Re: [PATCH v3] iomap: add allocation cache for iomap_dio

From: changfengnan

Date: Tue Mar 17 2026 - 04:34:22 EST



> From: "Vlastimil Babka (SUSE)"<vbabka@xxxxxxxxxx>
> Date:  Tue, Mar 17, 2026, 16:28
> Subject:  Re: [PATCH v3] iomap: add allocation cache for iomap_dio
> To: "changfengnan"<changfengnan@xxxxxxxxxxxxx>
> Cc: "Dave Chinner"<david@xxxxxxxxxxxxx>, "Harry Yoo"<harry.yoo@xxxxxxxxxx>, "Hao Li"<hao.li@xxxxxxxxx>, "guzebing"<guzebing1612@xxxxxxxxx>, <brauner@xxxxxxxxxx>, <djwong@xxxxxxxxxx>, <hch@xxxxxxxxxxxxx>, <linux-xfs@xxxxxxxxxxxxxxx>, <linux-fsdevel@xxxxxxxxxxxxxxx>, <linux-kernel@xxxxxxxxxxxxxxx>, <guzebing@xxxxxxxxxxxxx>, <syzbot@xxxxxxxxxxxxxxxxxxxxxxxxx>, <linux-mm@xxxxxxxxx>
> On 3/17/26 08:28, changfengnan wrote:
>
> >> That suggests in that test you used larger capacity than the automatically
> >> calculated.
> > The 10% improvement is due to the every cache has sheaves.
> > When I tested 256-byte objects, default sheaf_capacity is 26, allocating and
> > freeing 32 objects did not show a noticeable difference, but allocating and
> > freeing 128 objects resulted in a significant improvement, about 3-4x in a 
> > multithreaded environment.  about 12% improvement in single thread.
> 
> Great!
> 
> >>  
> >> > I'm thinking that maybe these improvements may not be significant enough to
> >> > see the effect in the io flow.
> >> > Using a simple list seems to be the most efficient approach.
> >> 
> >> I think the question is, what improvement do you now see with your added
> >> pcpu cache vs kmalloc() when 7.0-rc4 is used as the baseline?
>
> > On 7.0-rc4, pcpu get 1.20M IOPS , kmalloc get 1.19M IOPS, new cache with set sheaf_capacity 256, 1.19M IOPS
> > On 6.19, pcpu get 1.20M IOPS,  kmalloc get 1.17M IOPS, new cache with set sheaf_capacity 256, 1.19M IOPS.
> 
> Thanks a lot for that data. My conclusion is that kmalloc before sheaves did
> indeed worse and custom pcpu cache improved it relatively more.
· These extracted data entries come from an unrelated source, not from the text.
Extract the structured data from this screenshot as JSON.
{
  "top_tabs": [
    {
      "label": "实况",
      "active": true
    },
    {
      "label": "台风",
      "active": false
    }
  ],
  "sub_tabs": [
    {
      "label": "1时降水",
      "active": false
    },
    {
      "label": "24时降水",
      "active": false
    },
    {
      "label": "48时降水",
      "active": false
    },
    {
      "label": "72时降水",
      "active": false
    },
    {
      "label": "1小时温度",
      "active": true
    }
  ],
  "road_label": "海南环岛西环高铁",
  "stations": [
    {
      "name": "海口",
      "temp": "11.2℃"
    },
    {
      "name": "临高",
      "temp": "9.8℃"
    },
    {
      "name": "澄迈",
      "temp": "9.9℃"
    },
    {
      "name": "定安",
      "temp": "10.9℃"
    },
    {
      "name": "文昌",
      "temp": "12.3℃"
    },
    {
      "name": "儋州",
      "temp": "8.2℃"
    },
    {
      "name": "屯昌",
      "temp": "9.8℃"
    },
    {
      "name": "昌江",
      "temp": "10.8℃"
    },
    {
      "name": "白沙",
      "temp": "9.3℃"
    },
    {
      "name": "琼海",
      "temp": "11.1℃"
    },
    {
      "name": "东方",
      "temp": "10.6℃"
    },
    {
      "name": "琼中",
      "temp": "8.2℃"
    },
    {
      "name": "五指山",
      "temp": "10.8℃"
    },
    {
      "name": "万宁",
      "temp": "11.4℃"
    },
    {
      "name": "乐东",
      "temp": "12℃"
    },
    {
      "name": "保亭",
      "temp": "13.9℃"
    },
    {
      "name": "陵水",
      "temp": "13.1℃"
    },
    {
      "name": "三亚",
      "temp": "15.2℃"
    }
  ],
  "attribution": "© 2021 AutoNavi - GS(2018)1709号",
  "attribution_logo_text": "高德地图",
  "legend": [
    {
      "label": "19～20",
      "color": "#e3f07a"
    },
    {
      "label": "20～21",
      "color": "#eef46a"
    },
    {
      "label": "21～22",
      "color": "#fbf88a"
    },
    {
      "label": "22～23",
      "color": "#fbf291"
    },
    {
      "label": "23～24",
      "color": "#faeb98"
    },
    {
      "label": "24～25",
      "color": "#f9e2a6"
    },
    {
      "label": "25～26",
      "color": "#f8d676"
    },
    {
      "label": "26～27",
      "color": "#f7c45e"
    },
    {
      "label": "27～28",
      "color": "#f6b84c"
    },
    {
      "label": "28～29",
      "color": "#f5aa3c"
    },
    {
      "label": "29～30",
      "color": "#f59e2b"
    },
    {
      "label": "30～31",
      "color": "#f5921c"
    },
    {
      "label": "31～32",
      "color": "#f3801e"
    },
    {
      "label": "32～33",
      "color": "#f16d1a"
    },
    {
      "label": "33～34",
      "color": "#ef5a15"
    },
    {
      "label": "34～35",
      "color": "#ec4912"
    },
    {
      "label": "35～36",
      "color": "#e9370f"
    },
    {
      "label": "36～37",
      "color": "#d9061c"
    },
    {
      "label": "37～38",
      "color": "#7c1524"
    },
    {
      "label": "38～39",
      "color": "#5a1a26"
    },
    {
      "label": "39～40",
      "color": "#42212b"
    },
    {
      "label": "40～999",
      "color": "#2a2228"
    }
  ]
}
Kmalloc with
> sheaves does better, and the improvement of custom pcpu cache is smaller.
> Also the default sheaf capacity seems to be enough for this workload.
Agree.
> 
> IO is not my area but getting from 1.19M to 1.20M doesn't look like it's
> worth the custom code? (possibly from 1.17M to 1.20M it also wasn't).
Yes, at least for now, there’s no need for a per-CPU.
It might be better to replace kmalloc with a new cache, but my tests so far
haven’t shown any performance improvements.  I’ll look into it further.

>